Second, Peronaci said, the Vatican has also been forced to act by the findings of investigative journalists.
“This work has demonstrated that there are strong elements that have never been pursued, and you can’t just pretend they’re not there,” he said. “The people know it, and if you ignore it, they’ll have a negative judgment.”
“When too much comes to light, when something that was hidden for so long comes out, it’s impossible to go back and pretend nothing has happened,” he said.

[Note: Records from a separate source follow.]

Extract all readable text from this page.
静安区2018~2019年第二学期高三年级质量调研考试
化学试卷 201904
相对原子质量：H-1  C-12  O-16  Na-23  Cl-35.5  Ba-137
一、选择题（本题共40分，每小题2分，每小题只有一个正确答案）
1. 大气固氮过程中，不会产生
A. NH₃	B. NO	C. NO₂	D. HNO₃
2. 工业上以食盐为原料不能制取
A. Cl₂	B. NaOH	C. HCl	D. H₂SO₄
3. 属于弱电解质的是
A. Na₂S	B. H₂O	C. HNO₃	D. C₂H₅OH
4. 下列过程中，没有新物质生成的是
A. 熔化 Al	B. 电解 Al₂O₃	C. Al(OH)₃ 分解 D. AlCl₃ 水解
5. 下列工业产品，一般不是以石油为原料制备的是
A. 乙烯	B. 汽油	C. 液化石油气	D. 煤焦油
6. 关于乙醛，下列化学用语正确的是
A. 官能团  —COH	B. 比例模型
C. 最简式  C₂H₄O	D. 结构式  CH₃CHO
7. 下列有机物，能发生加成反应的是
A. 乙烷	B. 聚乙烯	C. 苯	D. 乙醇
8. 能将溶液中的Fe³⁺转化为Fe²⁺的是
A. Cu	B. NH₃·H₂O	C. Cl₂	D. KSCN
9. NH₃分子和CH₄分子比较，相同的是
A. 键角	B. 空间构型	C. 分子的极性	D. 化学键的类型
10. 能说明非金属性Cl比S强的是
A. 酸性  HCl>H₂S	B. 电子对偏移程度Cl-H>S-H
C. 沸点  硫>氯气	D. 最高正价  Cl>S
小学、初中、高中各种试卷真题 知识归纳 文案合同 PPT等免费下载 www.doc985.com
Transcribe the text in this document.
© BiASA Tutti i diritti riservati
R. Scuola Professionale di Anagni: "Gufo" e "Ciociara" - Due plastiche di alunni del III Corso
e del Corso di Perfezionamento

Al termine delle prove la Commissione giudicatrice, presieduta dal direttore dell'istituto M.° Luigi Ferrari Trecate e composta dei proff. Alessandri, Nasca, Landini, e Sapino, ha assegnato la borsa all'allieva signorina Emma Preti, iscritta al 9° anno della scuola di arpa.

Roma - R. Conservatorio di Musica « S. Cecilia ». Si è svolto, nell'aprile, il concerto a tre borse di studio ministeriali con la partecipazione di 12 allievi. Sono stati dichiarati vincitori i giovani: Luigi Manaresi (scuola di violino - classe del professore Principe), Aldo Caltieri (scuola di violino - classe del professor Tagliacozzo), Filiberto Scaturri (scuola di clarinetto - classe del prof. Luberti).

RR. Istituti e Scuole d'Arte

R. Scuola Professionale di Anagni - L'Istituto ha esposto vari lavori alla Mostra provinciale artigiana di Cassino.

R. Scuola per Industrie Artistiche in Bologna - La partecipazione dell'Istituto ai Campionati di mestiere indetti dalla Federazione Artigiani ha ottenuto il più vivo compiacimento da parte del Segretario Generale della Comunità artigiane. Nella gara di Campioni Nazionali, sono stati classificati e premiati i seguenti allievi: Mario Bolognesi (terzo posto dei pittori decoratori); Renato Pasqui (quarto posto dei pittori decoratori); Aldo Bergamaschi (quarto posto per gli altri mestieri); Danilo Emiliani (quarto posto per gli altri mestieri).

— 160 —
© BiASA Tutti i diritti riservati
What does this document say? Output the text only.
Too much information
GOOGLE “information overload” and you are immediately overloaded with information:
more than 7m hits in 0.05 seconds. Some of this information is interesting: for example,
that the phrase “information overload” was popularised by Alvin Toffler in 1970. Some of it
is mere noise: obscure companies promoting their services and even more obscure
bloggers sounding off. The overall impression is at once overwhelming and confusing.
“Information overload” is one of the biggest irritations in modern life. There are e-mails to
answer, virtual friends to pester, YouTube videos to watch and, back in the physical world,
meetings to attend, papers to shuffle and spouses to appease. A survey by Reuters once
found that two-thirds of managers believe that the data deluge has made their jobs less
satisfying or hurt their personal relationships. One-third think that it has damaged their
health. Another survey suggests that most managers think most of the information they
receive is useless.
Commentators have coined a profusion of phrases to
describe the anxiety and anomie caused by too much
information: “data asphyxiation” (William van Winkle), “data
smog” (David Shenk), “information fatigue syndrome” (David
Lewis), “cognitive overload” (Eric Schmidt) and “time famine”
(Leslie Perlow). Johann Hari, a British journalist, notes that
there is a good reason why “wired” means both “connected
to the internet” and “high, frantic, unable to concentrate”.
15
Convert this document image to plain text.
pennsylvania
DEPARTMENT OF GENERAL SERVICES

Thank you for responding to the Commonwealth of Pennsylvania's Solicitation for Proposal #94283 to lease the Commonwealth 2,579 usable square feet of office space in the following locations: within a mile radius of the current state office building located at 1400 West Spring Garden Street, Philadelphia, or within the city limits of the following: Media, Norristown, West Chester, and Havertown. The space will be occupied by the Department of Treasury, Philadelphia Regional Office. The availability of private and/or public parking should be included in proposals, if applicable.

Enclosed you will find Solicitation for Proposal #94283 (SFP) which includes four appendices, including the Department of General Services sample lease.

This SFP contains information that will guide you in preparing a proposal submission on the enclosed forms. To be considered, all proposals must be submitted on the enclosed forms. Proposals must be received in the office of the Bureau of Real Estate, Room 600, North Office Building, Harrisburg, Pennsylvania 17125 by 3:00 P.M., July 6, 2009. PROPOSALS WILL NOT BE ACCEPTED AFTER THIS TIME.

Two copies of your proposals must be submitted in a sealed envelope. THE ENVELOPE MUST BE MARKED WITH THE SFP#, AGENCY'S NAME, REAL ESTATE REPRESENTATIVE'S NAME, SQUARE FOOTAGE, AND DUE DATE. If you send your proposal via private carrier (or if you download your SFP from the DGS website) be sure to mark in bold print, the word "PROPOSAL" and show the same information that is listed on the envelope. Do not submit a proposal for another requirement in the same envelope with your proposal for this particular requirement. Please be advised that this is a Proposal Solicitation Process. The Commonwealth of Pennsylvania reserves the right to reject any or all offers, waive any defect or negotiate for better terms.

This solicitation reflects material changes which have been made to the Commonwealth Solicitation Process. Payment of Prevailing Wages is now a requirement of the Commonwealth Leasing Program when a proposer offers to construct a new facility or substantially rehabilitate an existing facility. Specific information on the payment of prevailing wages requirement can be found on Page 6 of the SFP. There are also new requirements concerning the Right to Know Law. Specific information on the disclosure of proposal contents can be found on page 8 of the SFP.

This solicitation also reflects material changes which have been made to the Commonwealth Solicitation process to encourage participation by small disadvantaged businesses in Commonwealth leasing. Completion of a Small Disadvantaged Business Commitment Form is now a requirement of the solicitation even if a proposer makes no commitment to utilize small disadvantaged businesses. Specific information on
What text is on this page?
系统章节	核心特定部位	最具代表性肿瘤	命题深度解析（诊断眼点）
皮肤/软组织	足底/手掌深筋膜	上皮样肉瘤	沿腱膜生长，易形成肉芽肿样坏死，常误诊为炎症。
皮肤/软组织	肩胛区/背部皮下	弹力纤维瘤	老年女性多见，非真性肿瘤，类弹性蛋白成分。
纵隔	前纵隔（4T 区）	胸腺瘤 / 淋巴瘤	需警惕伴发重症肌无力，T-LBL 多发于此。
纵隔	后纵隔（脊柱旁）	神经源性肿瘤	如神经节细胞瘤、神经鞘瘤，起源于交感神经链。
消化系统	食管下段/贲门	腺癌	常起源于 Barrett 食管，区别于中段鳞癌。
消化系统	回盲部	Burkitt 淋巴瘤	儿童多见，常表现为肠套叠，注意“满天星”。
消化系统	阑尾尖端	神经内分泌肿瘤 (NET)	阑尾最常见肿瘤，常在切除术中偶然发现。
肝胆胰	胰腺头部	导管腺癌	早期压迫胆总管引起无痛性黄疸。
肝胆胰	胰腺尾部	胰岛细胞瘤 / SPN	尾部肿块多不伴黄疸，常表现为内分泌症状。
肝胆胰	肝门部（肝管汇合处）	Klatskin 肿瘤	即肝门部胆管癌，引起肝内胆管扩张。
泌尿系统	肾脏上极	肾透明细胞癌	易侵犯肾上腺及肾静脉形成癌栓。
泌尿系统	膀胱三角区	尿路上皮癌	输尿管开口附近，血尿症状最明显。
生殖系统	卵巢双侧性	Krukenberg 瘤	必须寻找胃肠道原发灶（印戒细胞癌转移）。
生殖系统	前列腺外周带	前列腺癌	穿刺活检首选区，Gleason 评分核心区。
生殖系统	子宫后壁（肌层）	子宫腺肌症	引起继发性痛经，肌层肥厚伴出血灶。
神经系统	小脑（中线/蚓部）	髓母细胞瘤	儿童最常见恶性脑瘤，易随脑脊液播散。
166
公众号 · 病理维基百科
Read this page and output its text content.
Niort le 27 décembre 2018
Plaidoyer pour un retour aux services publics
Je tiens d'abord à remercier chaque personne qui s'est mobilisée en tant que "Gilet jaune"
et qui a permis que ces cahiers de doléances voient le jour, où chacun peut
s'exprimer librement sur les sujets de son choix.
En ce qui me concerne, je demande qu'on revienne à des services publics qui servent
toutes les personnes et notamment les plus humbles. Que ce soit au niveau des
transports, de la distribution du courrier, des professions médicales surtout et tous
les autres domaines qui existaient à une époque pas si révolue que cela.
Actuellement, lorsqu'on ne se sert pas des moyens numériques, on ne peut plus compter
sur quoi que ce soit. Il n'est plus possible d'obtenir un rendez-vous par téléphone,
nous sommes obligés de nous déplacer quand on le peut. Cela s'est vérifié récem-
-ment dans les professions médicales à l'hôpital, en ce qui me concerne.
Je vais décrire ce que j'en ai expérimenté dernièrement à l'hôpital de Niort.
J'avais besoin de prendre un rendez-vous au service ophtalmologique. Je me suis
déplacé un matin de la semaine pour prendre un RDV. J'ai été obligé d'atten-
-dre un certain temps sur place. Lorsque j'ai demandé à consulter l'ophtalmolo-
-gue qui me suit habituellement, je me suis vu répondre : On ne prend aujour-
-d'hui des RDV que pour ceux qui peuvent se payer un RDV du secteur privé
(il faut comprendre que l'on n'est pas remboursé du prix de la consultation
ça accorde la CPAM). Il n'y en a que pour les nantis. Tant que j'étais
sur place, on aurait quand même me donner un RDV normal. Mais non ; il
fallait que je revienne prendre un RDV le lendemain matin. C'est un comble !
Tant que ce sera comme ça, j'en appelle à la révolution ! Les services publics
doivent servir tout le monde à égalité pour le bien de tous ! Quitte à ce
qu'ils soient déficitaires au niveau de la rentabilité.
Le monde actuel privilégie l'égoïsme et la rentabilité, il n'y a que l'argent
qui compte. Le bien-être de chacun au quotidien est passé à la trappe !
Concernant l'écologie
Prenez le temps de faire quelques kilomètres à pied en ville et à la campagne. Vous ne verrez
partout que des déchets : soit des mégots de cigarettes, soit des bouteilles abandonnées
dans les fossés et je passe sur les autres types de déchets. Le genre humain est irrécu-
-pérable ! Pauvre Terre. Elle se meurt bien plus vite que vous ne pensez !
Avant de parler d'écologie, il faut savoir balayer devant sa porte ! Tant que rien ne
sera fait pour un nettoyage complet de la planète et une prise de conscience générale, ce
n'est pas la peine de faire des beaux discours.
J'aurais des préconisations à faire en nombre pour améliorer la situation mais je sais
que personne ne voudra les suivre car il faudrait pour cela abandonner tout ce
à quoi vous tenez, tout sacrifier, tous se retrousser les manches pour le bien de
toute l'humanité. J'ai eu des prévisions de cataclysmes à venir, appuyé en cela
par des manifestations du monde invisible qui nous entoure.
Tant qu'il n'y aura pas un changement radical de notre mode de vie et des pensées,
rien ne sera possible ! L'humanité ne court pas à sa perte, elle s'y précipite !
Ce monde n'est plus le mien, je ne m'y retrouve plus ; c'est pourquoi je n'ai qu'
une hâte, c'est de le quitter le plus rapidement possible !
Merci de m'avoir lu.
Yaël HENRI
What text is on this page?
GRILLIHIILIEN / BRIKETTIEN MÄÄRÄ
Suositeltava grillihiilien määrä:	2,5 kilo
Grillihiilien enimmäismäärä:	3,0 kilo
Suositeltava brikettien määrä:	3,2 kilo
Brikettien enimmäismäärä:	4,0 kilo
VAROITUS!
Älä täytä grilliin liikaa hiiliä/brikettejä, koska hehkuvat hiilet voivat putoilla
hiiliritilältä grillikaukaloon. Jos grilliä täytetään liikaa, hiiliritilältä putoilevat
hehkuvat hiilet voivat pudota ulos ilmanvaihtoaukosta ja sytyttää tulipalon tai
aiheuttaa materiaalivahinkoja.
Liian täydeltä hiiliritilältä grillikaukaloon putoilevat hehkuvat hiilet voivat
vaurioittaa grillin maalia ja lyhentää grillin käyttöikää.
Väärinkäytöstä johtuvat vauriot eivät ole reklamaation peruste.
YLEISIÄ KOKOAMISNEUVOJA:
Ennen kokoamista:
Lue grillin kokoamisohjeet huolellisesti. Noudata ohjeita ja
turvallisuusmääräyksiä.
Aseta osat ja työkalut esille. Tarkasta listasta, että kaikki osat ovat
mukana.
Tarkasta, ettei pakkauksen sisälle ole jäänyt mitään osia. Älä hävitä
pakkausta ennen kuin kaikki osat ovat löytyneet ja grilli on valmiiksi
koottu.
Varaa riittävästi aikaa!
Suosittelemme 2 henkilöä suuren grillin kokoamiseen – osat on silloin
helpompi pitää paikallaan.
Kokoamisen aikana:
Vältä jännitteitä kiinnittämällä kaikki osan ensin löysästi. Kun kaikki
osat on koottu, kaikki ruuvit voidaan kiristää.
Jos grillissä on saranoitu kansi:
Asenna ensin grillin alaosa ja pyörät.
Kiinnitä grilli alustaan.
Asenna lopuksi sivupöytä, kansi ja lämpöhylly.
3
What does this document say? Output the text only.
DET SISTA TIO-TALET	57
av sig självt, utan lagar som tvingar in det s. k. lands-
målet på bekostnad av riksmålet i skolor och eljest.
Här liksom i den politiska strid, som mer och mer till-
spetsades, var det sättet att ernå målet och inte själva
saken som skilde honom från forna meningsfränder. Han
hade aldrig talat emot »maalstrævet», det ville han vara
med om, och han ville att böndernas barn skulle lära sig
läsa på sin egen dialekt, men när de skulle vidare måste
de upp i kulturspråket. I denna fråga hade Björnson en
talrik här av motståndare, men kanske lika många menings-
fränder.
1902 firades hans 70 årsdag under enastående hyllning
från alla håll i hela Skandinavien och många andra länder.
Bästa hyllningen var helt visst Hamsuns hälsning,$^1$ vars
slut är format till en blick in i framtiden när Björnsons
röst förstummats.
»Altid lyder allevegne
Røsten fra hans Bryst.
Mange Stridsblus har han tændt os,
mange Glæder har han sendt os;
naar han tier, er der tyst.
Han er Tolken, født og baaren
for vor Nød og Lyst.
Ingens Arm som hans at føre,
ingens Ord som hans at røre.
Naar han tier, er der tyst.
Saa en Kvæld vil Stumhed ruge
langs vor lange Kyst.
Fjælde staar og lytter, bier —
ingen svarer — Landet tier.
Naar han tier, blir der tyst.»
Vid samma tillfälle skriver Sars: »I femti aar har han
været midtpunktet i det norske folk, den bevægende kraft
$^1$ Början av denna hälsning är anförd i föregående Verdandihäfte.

Among other things, he pointed to recent revelations that two other girls with Vatican ties claim to have been followed immediately prior to Orlandi’s disappearance, suggesting this wasn’t a random event but the product of careful advance planning.
Peronaci described himself as cautiously optimistic about the outcome of the investigation, with the proviso that “there has to be someone with the courage to present himself to the authorities, to the magistrates, and give testimony,” voicing the conviction that someone involved in the case knows far more than they’ve said.
Peronaci’s own theory as to what happened to Orlandi revolves around a set of personalities he calls “the ganglion,” literally referring to a loosely connected cluster of cells in an organism’s nervous system.
This metaphorical cluster, he believes, was composed of “lay criminals, clerics, members of the secret service, even Masons,” with the objective of pressuring John Paul II’s Vatican to moderate its strongly anti-Communist position and to recover money that had been directed toward Poland and the Solidarity movement. The kidnapping of Orlandi, he believes, was an effort to bring pressure to bear on John Paul II to change course.
Peronaci expressed confidence that the truth, sooner or later, will emerge.
“The people just won’t let this go,” he said — and at least in Italy, it’s hard to dispute his confidence.
We’ll see that determination on display again tomorrow, when Orlandi’s older brother Pietro, who’s dedicated his life to finding the truth about his sister, will be staging a sit-in near the Vatican to demand that it come clean. It’s one of two such protests he organizes every year on Jan. 14, Emanuela’s birthday, and June 22, the anniversary of her disappearance.
By the way, a flyer for the sit-in has a picture of Popes John Paul II, Benedict XVI and Francis, with the phrase “silence has made them accomplices.”